More than 12,000 Marshallese live in Northwest Arkansas, according to university researchers, coming for jobs and schools or joining family members.
Poverty and dozens of American nuclear weapons tests decades ago in the Marshall Islands, which sit in the middle of the Pacific Ocean, have left many of its people with diets heavy in fat and salt and persistently high rates of diabetes, obesity and other health issues.
The North Street Clinic is a hub of the university's work to chip away at those problems. Riklon, himself Marshallese, supervises students from a variety of health fields and Marshallese community health workers who meet with patients. Schulz oversees the internal medicine residents who sometimes help too. And all of these researchers work with Marshallese leaders and residents at the clinic to find the best ways of improving their health.
"The North Street Clinic allows that to happen in a rapid cycle," said Pearl McElfish, associate vice chancellor for the campus and director of its Office of Community Health and Research.
For instance, the group recently finished a study looking at whether involving a patient's entire household, rather than just the patient, could make diet and behavioral interventions more effective against diabetes.
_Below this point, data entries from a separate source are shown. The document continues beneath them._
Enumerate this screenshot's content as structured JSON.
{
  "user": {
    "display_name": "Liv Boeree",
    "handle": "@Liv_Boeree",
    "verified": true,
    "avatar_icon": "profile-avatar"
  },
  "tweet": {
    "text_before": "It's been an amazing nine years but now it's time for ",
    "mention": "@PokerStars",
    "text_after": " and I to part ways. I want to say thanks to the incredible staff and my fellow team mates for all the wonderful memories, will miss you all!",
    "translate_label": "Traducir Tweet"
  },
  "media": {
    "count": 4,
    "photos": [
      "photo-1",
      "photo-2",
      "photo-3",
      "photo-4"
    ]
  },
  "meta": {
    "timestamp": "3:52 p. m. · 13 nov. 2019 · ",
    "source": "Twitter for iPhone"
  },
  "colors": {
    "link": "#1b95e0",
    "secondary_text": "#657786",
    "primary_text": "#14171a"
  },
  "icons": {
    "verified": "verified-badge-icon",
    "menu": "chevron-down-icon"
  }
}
The study is waiting for peer review and publication, but it found the family approach brings durable control to patients' blood-sugar levels, McElfish said. Those findings can then inform care at the clinic.
Research projects such as this one are all done in collaboration with the Marshallese community, taking their culture, priorities and needs into account, Schulz said. Riklon, who also works at the low-cost Community Clinic in Springdale, joined UAMS in 2016 specifically to bring a Marshallese perspective along with the white lab coat.
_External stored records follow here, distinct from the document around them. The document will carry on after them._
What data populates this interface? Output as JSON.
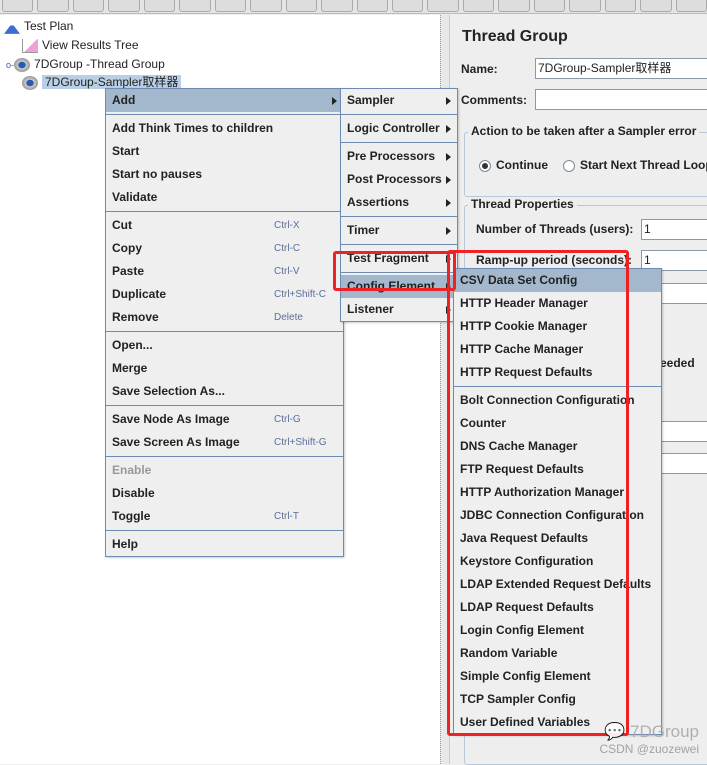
{
  "tree": {
    "items": [
      {
        "label": "Test Plan",
        "icon": "test-plan-flask-icon"
      },
      {
        "label": "View Results Tree",
        "icon": "results-tree-chart-icon"
      },
      {
        "label": "7DGroup -Thread Group",
        "icon": "gear-icon"
      },
      {
        "label": "7DGroup-Sampler取样器",
        "icon": "gear-icon",
        "selected": true
      }
    ]
  },
  "panel": {
    "title": "Thread Group",
    "name_label": "Name:",
    "name_value": "7DGroup-Sampler取样器",
    "comments_label": "Comments:",
    "comments_value": "",
    "action_legend": "Action to be taken after a Sampler error",
    "radio_continue": "Continue",
    "radio_next": "Start Next Thread Loop",
    "props_legend": "Thread Properties",
    "threads_label": "Number of Threads (users):",
    "threads_value": "1",
    "rampup_label": "Ramp-up period (seconds):",
    "rampup_value": "1",
    "partial_text": "eeded"
  },
  "context_menu": [
    {
      "label": "Add",
      "submenu": true,
      "highlight": true
    },
    {
      "sep": true
    },
    {
      "label": "Add Think Times to children"
    },
    {
      "label": "Start"
    },
    {
      "label": "Start no pauses"
    },
    {
      "label": "Validate"
    },
    {
      "sep": true
    },
    {
      "label": "Cut",
      "shortcut": "Ctrl-X"
    },
    {
      "label": "Copy",
      "shortcut": "Ctrl-C"
    },
    {
      "label": "Paste",
      "shortcut": "Ctrl-V"
    },
    {
      "label": "Duplicate",
      "shortcut": "Ctrl+Shift-C"
    },
    {
      "label": "Remove",
      "shortcut": "Delete"
    },
    {
      "sep": true
    },
    {
      "label": "Open..."
    },
    {
      "label": "Merge"
    },
    {
      "label": "Save Selection As..."
    },
    {
      "sep": true
    },
    {
      "label": "Save Node As Image",
      "shortcut": "Ctrl-G"
    },
    {
      "label": "Save Screen As Image",
      "shortcut": "Ctrl+Shift-G"
    },
    {
      "sep": true
    },
    {
      "label": "Enable",
      "disabled": true
    },
    {
      "label": "Disable"
    },
    {
      "label": "Toggle",
      "shortcut": "Ctrl-T"
    },
    {
      "sep": true
    },
    {
      "label": "Help"
    }
  ],
  "add_submenu": [
    {
      "label": "Sampler",
      "submenu": true
    },
    {
      "sep": true
    },
    {
      "label": "Logic Controller",
      "submenu": true
    },
    {
      "sep": true
    },
    {
      "label": "Pre Processors",
      "submenu": true
    },
    {
      "label": "Post Processors",
      "submenu": true
    },
    {
      "label": "Assertions",
      "submenu": true
    },
    {
      "sep": true
    },
    {
      "label": "Timer",
      "submenu": true
    },
    {
      "sep": true
    },
    {
      "label": "Test Fragment",
      "submenu": true
    },
    {
      "sep": true
    },
    {
      "label": "Config Element",
      "submenu": true,
      "highlight": true
    },
    {
      "label": "Listener",
      "submenu": true
    }
  ],
  "config_submenu": [
    {
      "label": "CSV Data Set Config",
      "highlight": true
    },
    {
      "label": "HTTP Header Manager"
    },
    {
      "label": "HTTP Cookie Manager"
    },
    {
      "label": "HTTP Cache Manager"
    },
    {
      "label": "HTTP Request Defaults"
    },
    {
      "sep": true
    },
    {
      "label": "Bolt Connection Configuration"
    },
    {
      "label": "Counter"
    },
    {
      "label": "DNS Cache Manager"
    },
    {
      "label": "FTP Request Defaults"
    },
    {
      "label": "HTTP Authorization Manager"
    },
    {
      "label": "JDBC Connection Configuration"
    },
    {
      "label": "Java Request Defaults"
    },
    {
      "label": "Keystore Configuration"
    },
    {
      "label": "LDAP Extended Request Defaults"
    },
    {
      "label": "LDAP Request Defaults"
    },
    {
      "label": "Login Config Element"
    },
    {
      "label": "Random Variable"
    },
    {
      "label": "Simple Config Element"
    },
    {
      "label": "TCP Sampler Config"
    },
    {
      "label": "User Defined Variables"
    }
  ],
  "watermark": {
    "brand": "7DGroup",
    "credit": "CSDN @zuozewei"
  },
  "colors": {
    "highlight": "#a3b8cc",
    "menu_border": "#6f8bb3",
    "annotation": "#ee2222",
    "selection": "#b8cfe5"
  }
}
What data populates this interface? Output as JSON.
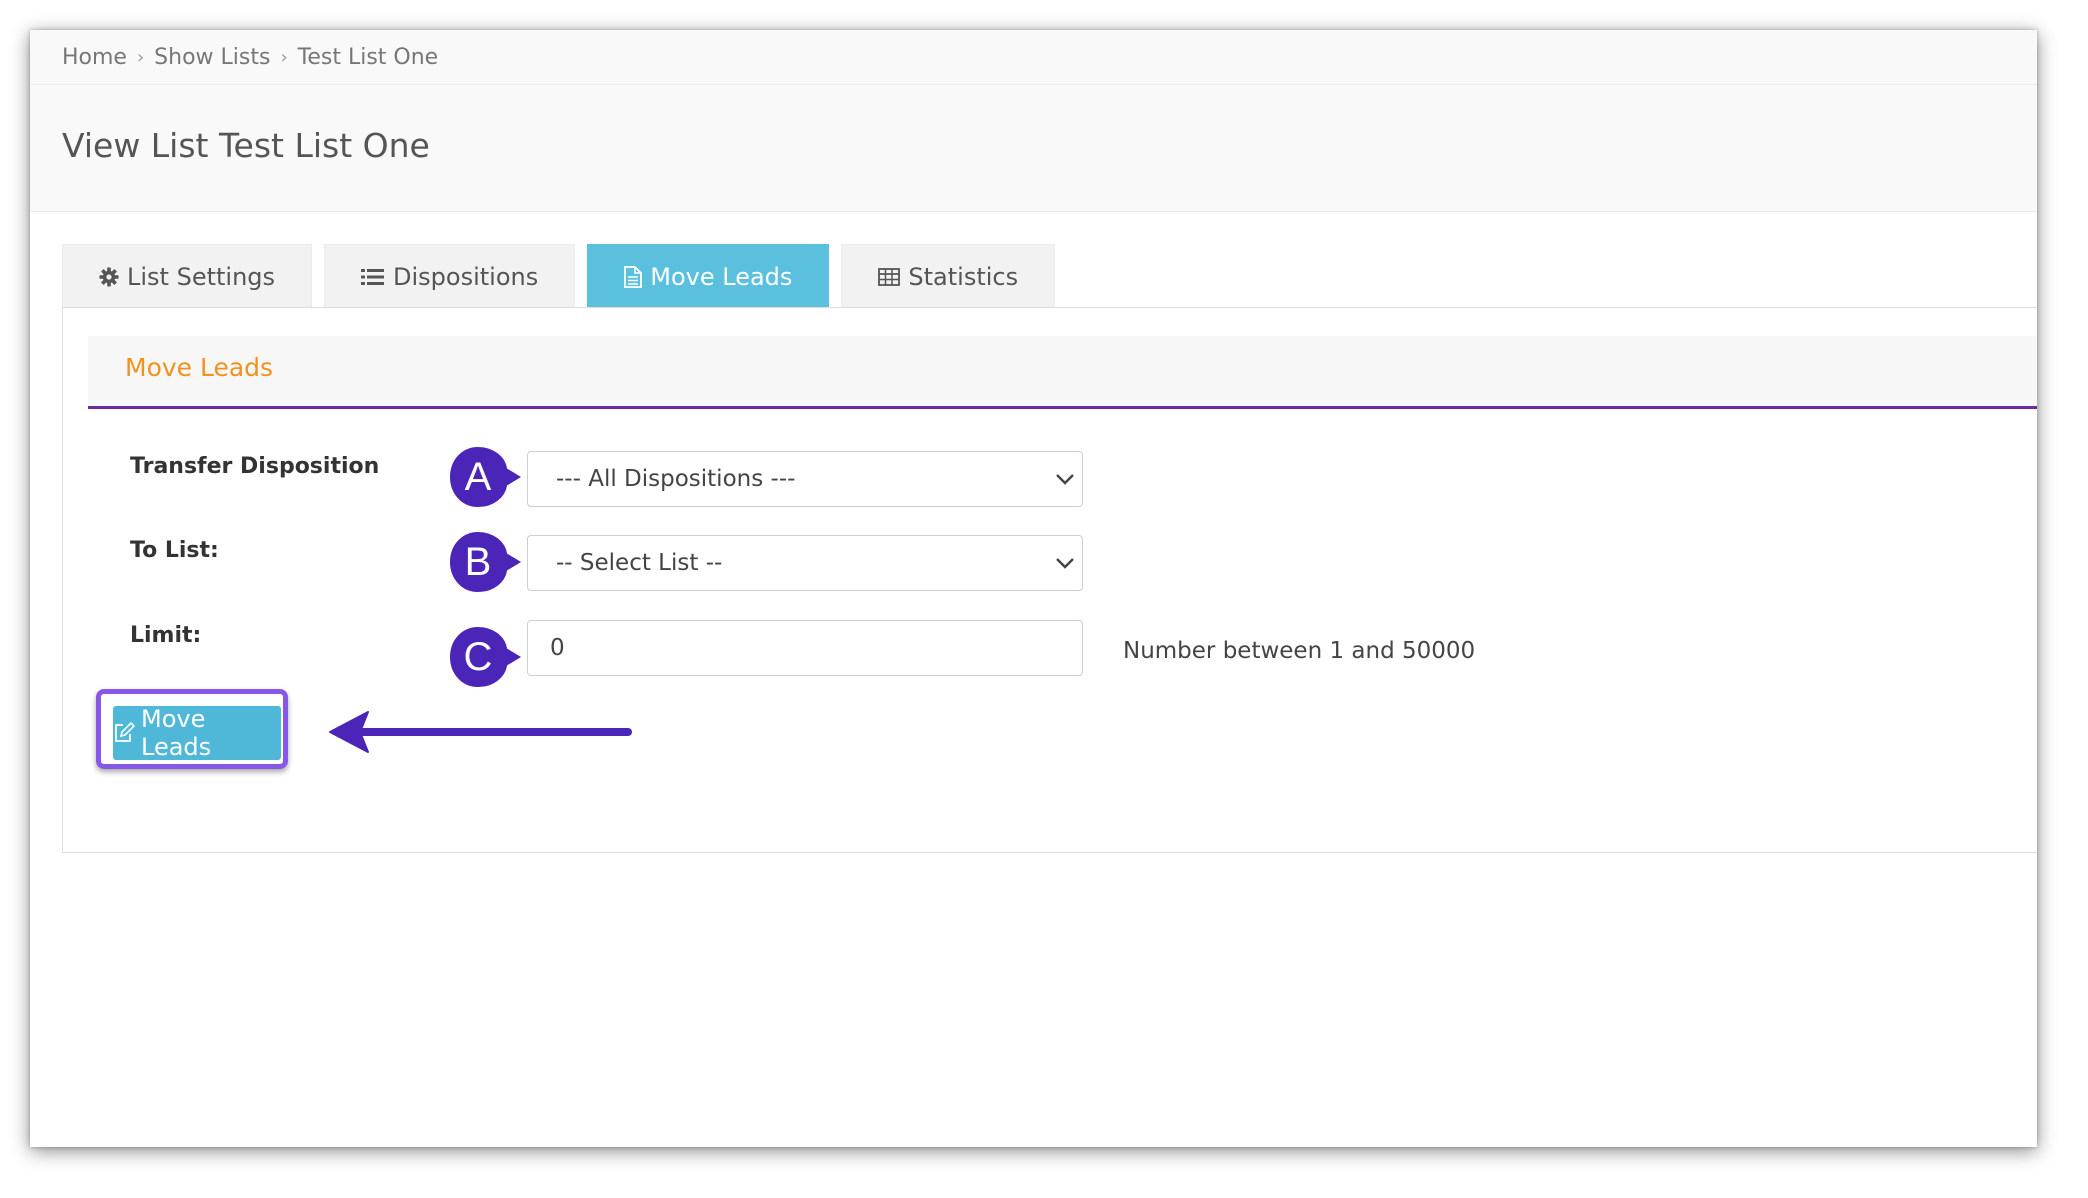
{
  "breadcrumb": {
    "items": [
      "Home",
      "Show Lists",
      "Test List One"
    ]
  },
  "page": {
    "title": "View List Test List One"
  },
  "tabs": [
    {
      "label": "List Settings",
      "icon": "gear-icon",
      "active": false
    },
    {
      "label": "Dispositions",
      "icon": "list-icon",
      "active": false
    },
    {
      "label": "Move Leads",
      "icon": "document-icon",
      "active": true
    },
    {
      "label": "Statistics",
      "icon": "table-icon",
      "active": false
    }
  ],
  "panel": {
    "title": "Move Leads"
  },
  "form": {
    "transfer_disposition": {
      "label": "Transfer Disposition",
      "selected": "--- All Dispositions ---"
    },
    "to_list": {
      "label": "To List:",
      "selected": "-- Select List --"
    },
    "limit": {
      "label": "Limit:",
      "value": "0",
      "help": "Number between 1 and 50000"
    },
    "submit_label": "Move Leads"
  },
  "annotations": {
    "badges": [
      "A",
      "B",
      "C"
    ],
    "color": "#4b24b8",
    "highlight_color": "#8757e8"
  },
  "colors": {
    "accent": "#5bc0de",
    "panel_title": "#f0921e",
    "panel_rule": "#6a2ca0"
  }
}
"It's been going well, and I'm enjoying every minute of it," Riklon said.
Lucy Capelle with the Arkansas Coalition of Marshallese said many community members in years past would go without care of any kind until their health deteriorated to the point of needing the emergency room. Now they know there are Marshallese health care workers at every level of training ready for them.
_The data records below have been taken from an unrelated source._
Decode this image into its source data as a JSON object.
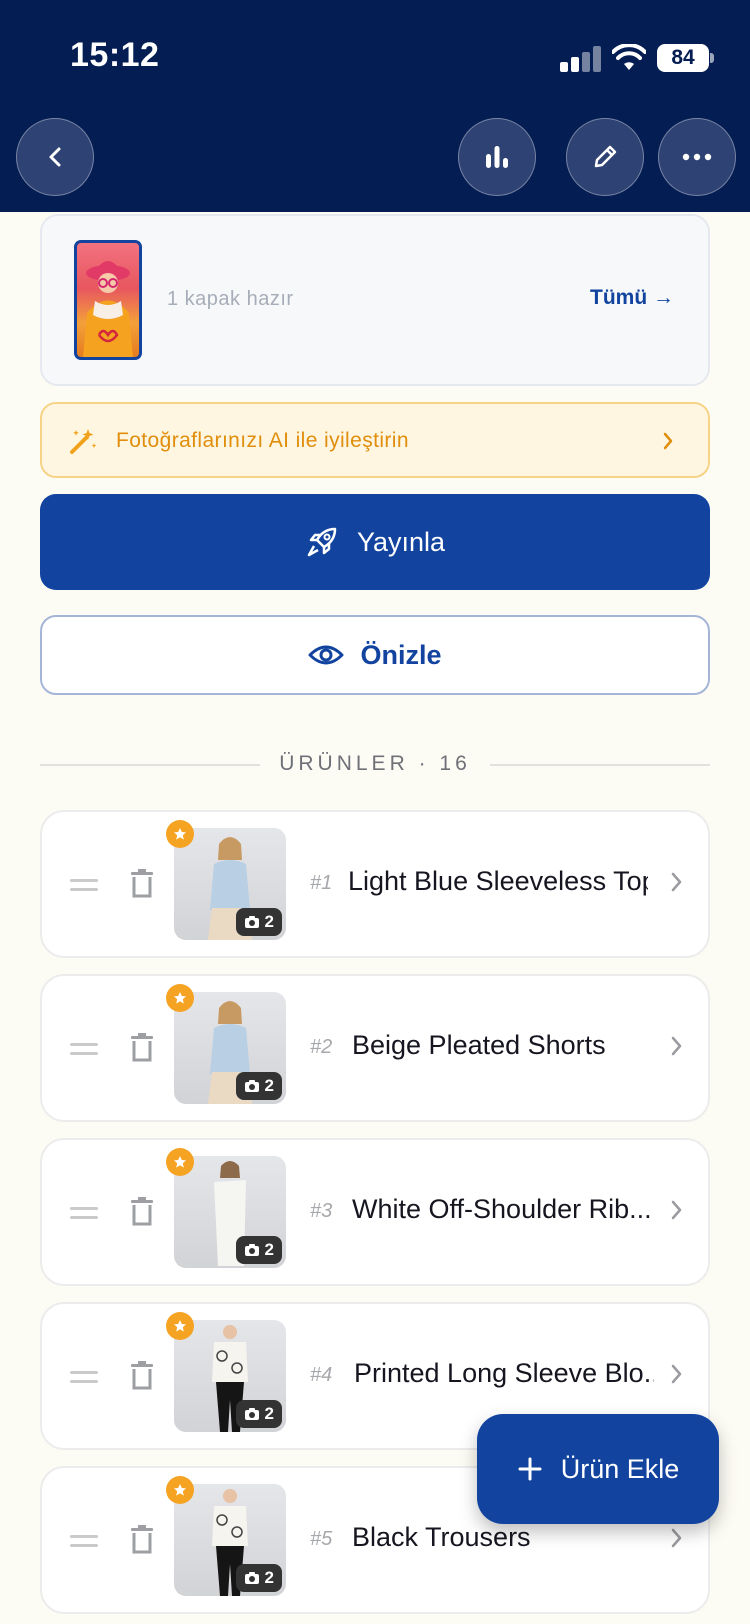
{
  "status_bar": {
    "time": "15:12",
    "battery": "84"
  },
  "cover": {
    "text": "1 kapak hazır",
    "link": "Tümü →"
  },
  "ai_banner": {
    "text": "Fotoğraflarınızı AI ile iyileştirin"
  },
  "publish": {
    "label": "Yayınla"
  },
  "preview": {
    "label": "Önizle"
  },
  "section": {
    "title": "ÜRÜNLER · 16"
  },
  "products": [
    {
      "num": "#1",
      "name": "Light Blue Sleeveless Top",
      "photos": "2"
    },
    {
      "num": "#2",
      "name": "Beige Pleated Shorts",
      "photos": "2"
    },
    {
      "num": "#3",
      "name": "White Off-Shoulder Rib...",
      "photos": "2"
    },
    {
      "num": "#4",
      "name": "Printed Long Sleeve Blo...",
      "photos": "2"
    },
    {
      "num": "#5",
      "name": "Black Trousers",
      "photos": "2"
    }
  ],
  "fab": {
    "label": "Ürün Ekle"
  },
  "colors": {
    "header": "#041d53",
    "primary": "#12449f",
    "accent": "#f5a323",
    "warning_bg": "#fff6e2"
  }
}
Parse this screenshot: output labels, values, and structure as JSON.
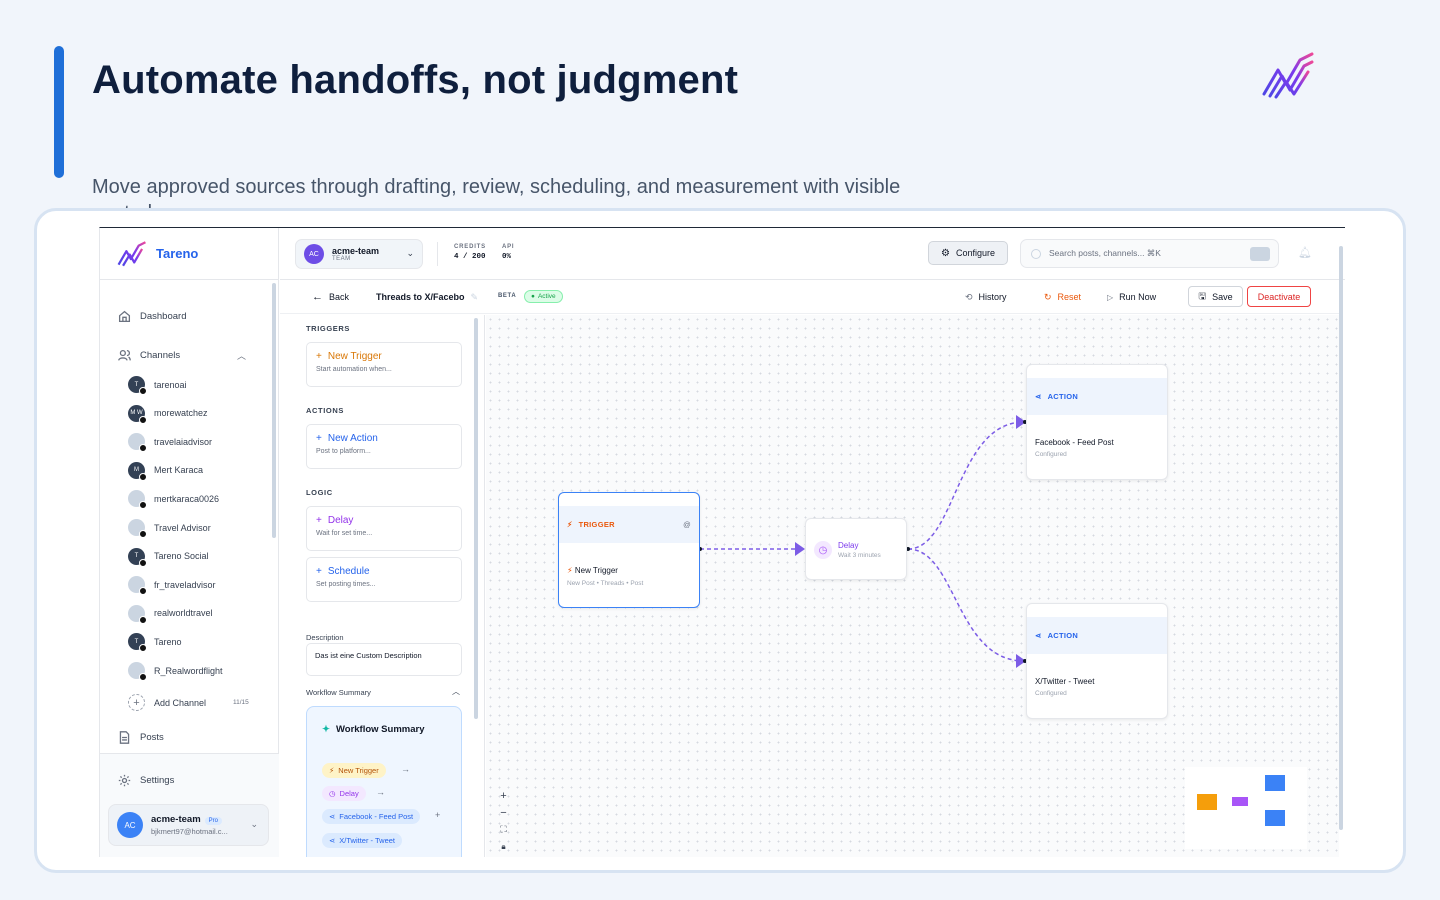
{
  "hero": {
    "title": "Automate handoffs, not judgment",
    "subtitle": "Move approved sources through drafting, review, scheduling, and measurement with visible controls."
  },
  "brand": {
    "name": "Tareno",
    "accent": "#2563eb"
  },
  "sidebar": {
    "nav": {
      "dashboard": "Dashboard",
      "channels": "Channels",
      "posts": "Posts",
      "settings": "Settings"
    },
    "channels": [
      {
        "name": "tarenoai",
        "avatar": "T"
      },
      {
        "name": "morewatchez",
        "avatar": "M W"
      },
      {
        "name": "travelaiadvisor",
        "avatar": ""
      },
      {
        "name": "Mert Karaca",
        "avatar": "M"
      },
      {
        "name": "mertkaraca0026",
        "avatar": ""
      },
      {
        "name": "Travel Advisor",
        "avatar": ""
      },
      {
        "name": "Tareno Social",
        "avatar": "T"
      },
      {
        "name": "fr_traveladvisor",
        "avatar": ""
      },
      {
        "name": "realworldtravel",
        "avatar": ""
      },
      {
        "name": "Tareno",
        "avatar": "T"
      },
      {
        "name": "R_Realwordflight",
        "avatar": ""
      }
    ],
    "add_channel": "Add Channel",
    "add_channel_count": "11/15",
    "account": {
      "initials": "AC",
      "name": "acme-team",
      "plan": "Pro",
      "email": "bjkmert97@hotmail.c..."
    }
  },
  "topbar": {
    "team": {
      "initials": "AC",
      "name": "acme-team",
      "role": "TEAM"
    },
    "credits_label": "CREDITS",
    "credits_value": "4 / 200",
    "api_label": "API",
    "api_value": "0%",
    "configure": "Configure",
    "search_placeholder": "Search posts, channels... ⌘K"
  },
  "toolbar": {
    "back": "Back",
    "workflow_name": "Threads to X/Facebo",
    "beta": "BETA",
    "status": "Active",
    "history": "History",
    "reset": "Reset",
    "run_now": "Run Now",
    "save": "Save",
    "deactivate": "Deactivate"
  },
  "palette": {
    "triggers_title": "TRIGGERS",
    "new_trigger": {
      "label": "New Trigger",
      "desc": "Start automation when..."
    },
    "actions_title": "ACTIONS",
    "new_action": {
      "label": "New Action",
      "desc": "Post to platform..."
    },
    "logic_title": "LOGIC",
    "delay": {
      "label": "Delay",
      "desc": "Wait for set time..."
    },
    "schedule": {
      "label": "Schedule",
      "desc": "Set posting times..."
    },
    "description_label": "Description",
    "description_value": "Das ist eine Custom Description",
    "summary_label": "Workflow Summary",
    "summary_card_title": "Workflow Summary",
    "summary_chips": [
      "New Trigger",
      "Delay",
      "Facebook - Feed Post",
      "X/Twitter - Tweet"
    ]
  },
  "canvas": {
    "trigger_node": {
      "header": "TRIGGER",
      "title": "New Trigger",
      "sub": "New Post • Threads • Post"
    },
    "delay_node": {
      "title": "Delay",
      "sub": "Wait 3 minutes"
    },
    "action_node_1": {
      "header": "ACTION",
      "title": "Facebook - Feed Post",
      "sub": "Configured"
    },
    "action_node_2": {
      "header": "ACTION",
      "title": "X/Twitter - Tweet",
      "sub": "Configured"
    },
    "colors": {
      "edge": "#7c5ce6",
      "trigger": "#f59e0b",
      "delay": "#a855f7",
      "action": "#2563eb"
    }
  }
}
"At least someone is there to guide them and explain things for them," she said. "I think there is a lot of difference now."
Schulz said he hopes to start researching eye health among the Marshallese, which can be tied to diabetes but hasn't gotten the same attention. Being a member of the Southern Society for Clinical Investigation brings a network of researchers and ideas and also brings more awareness to what UAMS is doing, he added.
"It really bodes well for the future," Schulz said of his and Riklon's inductions.
McElfish said she also has more work in mind, such as expanding to Marshallese communities in Huntsville and Berryville as well as in other states and sharing successful health care approaches with other providers throughout the region.
The Marshallese community especially needs better health care, but McElfish has said her office's work can also help the region's population at large by finding ways to care for isolated or diverse groups wherever they are. A five-year project, sustained with a $2 million federal grant won last year, aims to make the food served at Springdale Public Schools, the Samaritan Community Center and other groups less salty and more healthful.
The project so far has analyzed the menus and offered recipe suggestions replacing salt with other flavorful ingredients, officials at Samaritan and the School District said. The school's meals in one year cut more than 10 percent of the sodium, child nutrition director Gena Smith said. Samaritan market coordinator Courtney Wrinkle said its Springdale and Rogers kitchens have cut their salt in half.
"They're great to work with," Smith said of UAMS. "They're always willing to help with any projects that we have at the schools."
The project continues, and McElfish said she wants to expand its focus to look at the amounts of fat and sugar and get more fruits and vegetables on the menu.
"I think there'll be lots more to come," she said of the campus's work.